Australian policy now decided on the steps of the Lakemba Mosque. By David Flint in The Spectator.

In 2012, during a heated Labor caucus meeting, then-Foreign Minister Bob Carr reportedly issued a challenge to his colleagues that has since become a chilling piece of political folklore. Arguing against Julia Gillard’s insistence on maintaining bipartisan policy and not recognising Palestinian delegates at the UN, Carr allegedly demanded to know: ‘How could I possibly explain this from the steps of the Lakemba Mosque?’

Fourteen years later, it appears the ‘Lakemba Veto’ has evolved from a desperate plea into a formal pillar of Australian national security, at least while Labor is in office. …

Here we go, in 2026:

On March 16, 2026, Federal Transport Minister Catherine King … stepped onto the national stage to issue a preemptive and highly provocative snub to our most critical ally, the United States. Speaking to ABC Radio National, she didn’t just decline a request; she ruled one out before it was even made. In a statement that felt more like an electoral bribe than a strategic briefing, Ms King declared: “We won’t be sending a ship to the Strait of Hormuz. We know how incredibly important that is, but that’s not something that we’ve been asked or that we’re contributing to.” …

The gratuitously provocative and insulting nature of this refusal is staggering. At the time of her broadcast, the Trump administration had made no formal, specific request to Canberra. Yet, Labor felt the need to rush to the microphones to reassure a very specific domestic audience that Australia would not lift a finger to help the United States secure the world’s most vital oil artery.

The most likely reason for this ‘preemptive no’ isn’t a lack of naval capacity or a sudden pivot to the Indo-Pacific. It is a calculated act of political survival.

Following the 2025 election, where Labor’s primary vote in Western Sydney was significantly reduced by the ‘Muslim Vote’ movement, the Albanese government is now in a state of terminal fear. They are so beholden to the concentrated voting blocs in seats like Watson and Blaxland that they have effectively adopted what is an antisemitic line of least resistance. By refusing to oppose the Iranian regime’s blockade of the Strait — a regime that funds the very proxies their inner-city and Western Sydney constituents support — Labor has decided that saving Tony Burke’s seat is more important than securing the global energy supply.

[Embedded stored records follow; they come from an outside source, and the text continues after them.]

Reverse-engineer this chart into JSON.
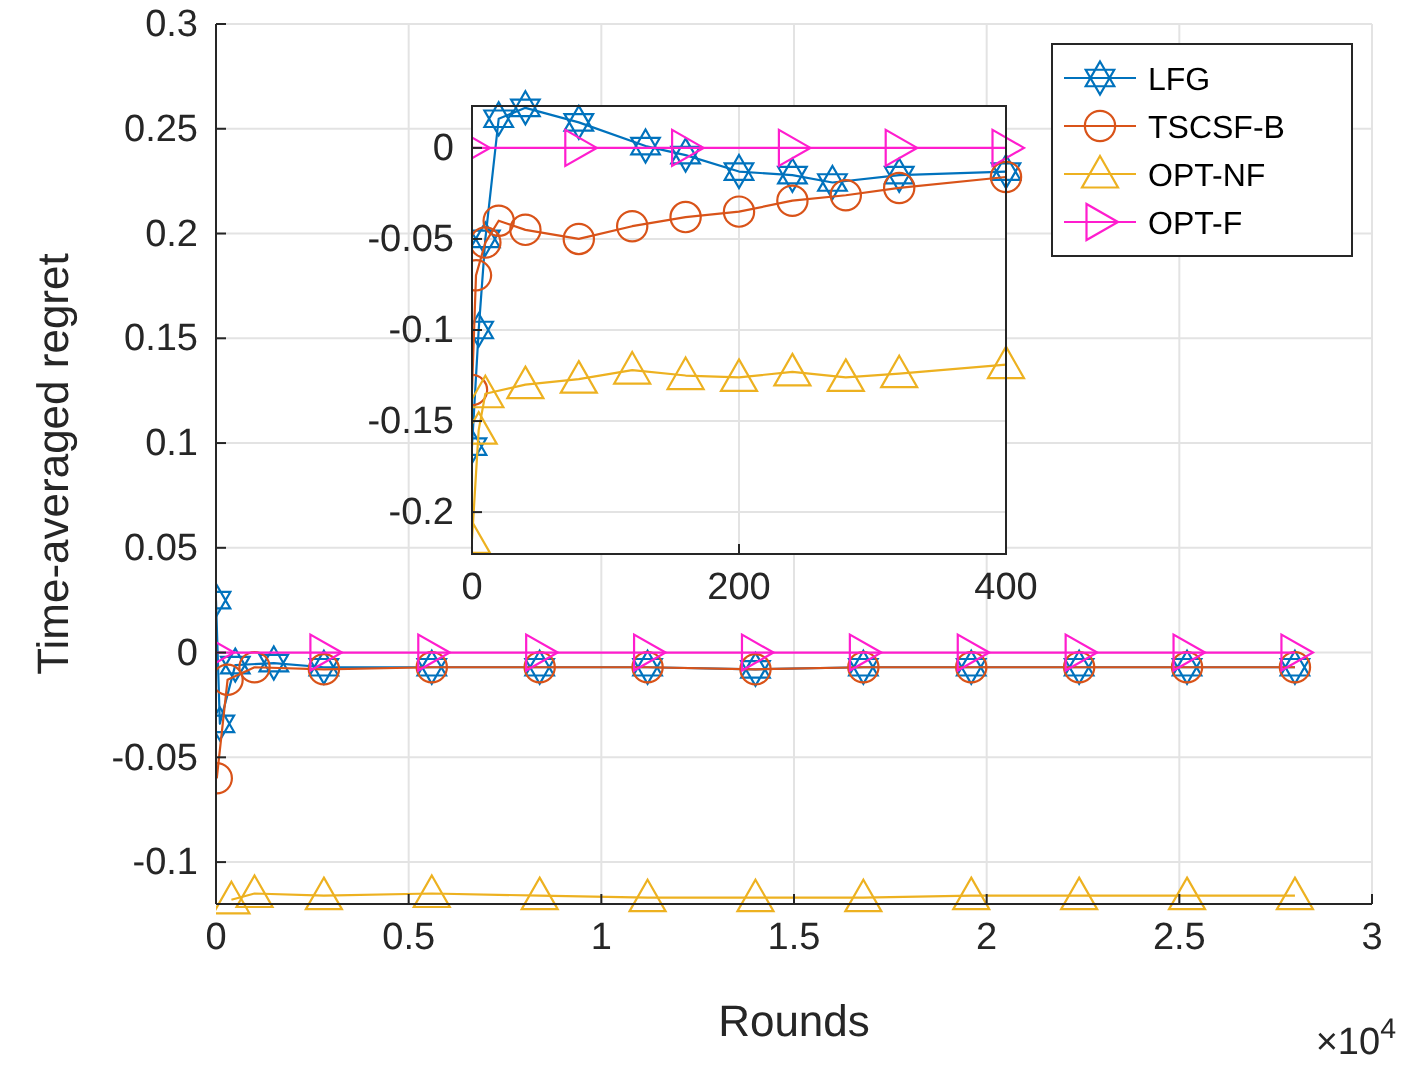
{
  "chart_data": [
    {
      "type": "line",
      "xlabel": "Rounds",
      "ylabel": "Time-averaged regret",
      "annotations": [
        "×10$^{4}$"
      ],
      "xlim": [
        0,
        3
      ],
      "xticks": [
        0,
        0.5,
        1,
        1.5,
        2,
        2.5,
        3
      ],
      "ylim": [
        -0.12,
        0.3
      ],
      "yticks": [
        -0.1,
        -0.05,
        0,
        0.05,
        0.1,
        0.15,
        0.2,
        0.25,
        0.3
      ],
      "grid": true,
      "legend": "top right",
      "line_style": "solid",
      "series": [
        {
          "name": "LFG",
          "color": "#0072bd",
          "marker": "star",
          "x": [
            0,
            0.01,
            0.05,
            0.15,
            0.28,
            0.56,
            0.84,
            1.12,
            1.4,
            1.68,
            1.96,
            2.24,
            2.52,
            2.8
          ],
          "values": [
            0.025,
            -0.034,
            -0.006,
            -0.005,
            -0.007,
            -0.007,
            -0.007,
            -0.007,
            -0.008,
            -0.007,
            -0.007,
            -0.007,
            -0.007,
            -0.007
          ]
        },
        {
          "name": "TSCSF-B",
          "color": "#d95319",
          "marker": "circle",
          "x": [
            0.002,
            0.03,
            0.1,
            0.28,
            0.56,
            0.84,
            1.12,
            1.4,
            1.68,
            1.96,
            2.24,
            2.52,
            2.8
          ],
          "values": [
            -0.06,
            -0.013,
            -0.007,
            -0.008,
            -0.007,
            -0.007,
            -0.007,
            -0.008,
            -0.007,
            -0.007,
            -0.007,
            -0.007,
            -0.007
          ]
        },
        {
          "name": "OPT-NF",
          "color": "#edb120",
          "marker": "triangle",
          "x": [
            0.04,
            0.1,
            0.28,
            0.56,
            0.84,
            1.12,
            1.4,
            1.68,
            1.96,
            2.24,
            2.52,
            2.8
          ],
          "values": [
            -0.118,
            -0.115,
            -0.116,
            -0.115,
            -0.116,
            -0.117,
            -0.117,
            -0.117,
            -0.116,
            -0.116,
            -0.116,
            -0.116
          ]
        },
        {
          "name": "OPT-F",
          "color": "#ff1dce",
          "marker": "triangle-right",
          "x": [
            0,
            0.28,
            0.56,
            0.84,
            1.12,
            1.4,
            1.68,
            1.96,
            2.24,
            2.52,
            2.8
          ],
          "values": [
            0,
            0,
            0,
            0,
            0,
            0,
            0,
            0,
            0,
            0,
            0
          ]
        }
      ]
    },
    {
      "type": "line",
      "xlim": [
        0,
        400
      ],
      "xticks": [
        0,
        200,
        400
      ],
      "ylim": [
        -0.223,
        0.023
      ],
      "yticks": [
        -0.2,
        -0.15,
        -0.1,
        -0.05,
        0
      ],
      "grid": true,
      "line_style": "solid",
      "series": [
        {
          "color": "#0072bd",
          "marker": "star",
          "x": [
            0,
            5,
            10,
            20,
            40,
            80,
            130,
            160,
            200,
            240,
            270,
            320,
            400
          ],
          "values": [
            -0.164,
            -0.1,
            -0.05,
            0.016,
            0.022,
            0.014,
            0.001,
            -0.004,
            -0.013,
            -0.015,
            -0.019,
            -0.015,
            -0.013
          ]
        },
        {
          "color": "#d95319",
          "marker": "circle",
          "x": [
            0,
            3,
            10,
            20,
            40,
            80,
            120,
            160,
            200,
            240,
            280,
            320,
            400
          ],
          "values": [
            -0.133,
            -0.07,
            -0.052,
            -0.04,
            -0.045,
            -0.05,
            -0.043,
            -0.038,
            -0.035,
            -0.029,
            -0.026,
            -0.022,
            -0.016
          ]
        },
        {
          "color": "#edb120",
          "marker": "triangle",
          "x": [
            0,
            5,
            10,
            40,
            80,
            120,
            160,
            200,
            240,
            280,
            320,
            400
          ],
          "values": [
            -0.215,
            -0.155,
            -0.135,
            -0.13,
            -0.127,
            -0.122,
            -0.125,
            -0.126,
            -0.123,
            -0.126,
            -0.124,
            -0.119
          ]
        },
        {
          "color": "#ff1dce",
          "marker": "triangle-right",
          "x": [
            0,
            80,
            160,
            240,
            320,
            400
          ],
          "values": [
            0,
            0,
            0,
            0,
            0,
            0
          ]
        }
      ]
    }
  ]
}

But it’s not enough! Last week, Albanese and Burke were run out of Lakemba Mosque to cries of Allahu Akbar and “feral pig”:

Meanwhile, Australians are suffering:

While they play to the mosque steps, they are abandoning the traditional working-class voters who are being driven into the arms of One Nation. They are the ones paying $3.00/L at the petrol pump — a direct consequence of the instability Labor refuses to help quell….

Apparently, Australia’s defence strategy is no longer being written in Russell Offices; it is being dictated by an assessment of the electoral effect through that barometer for Labor: the steps of the Lakemba Mosque.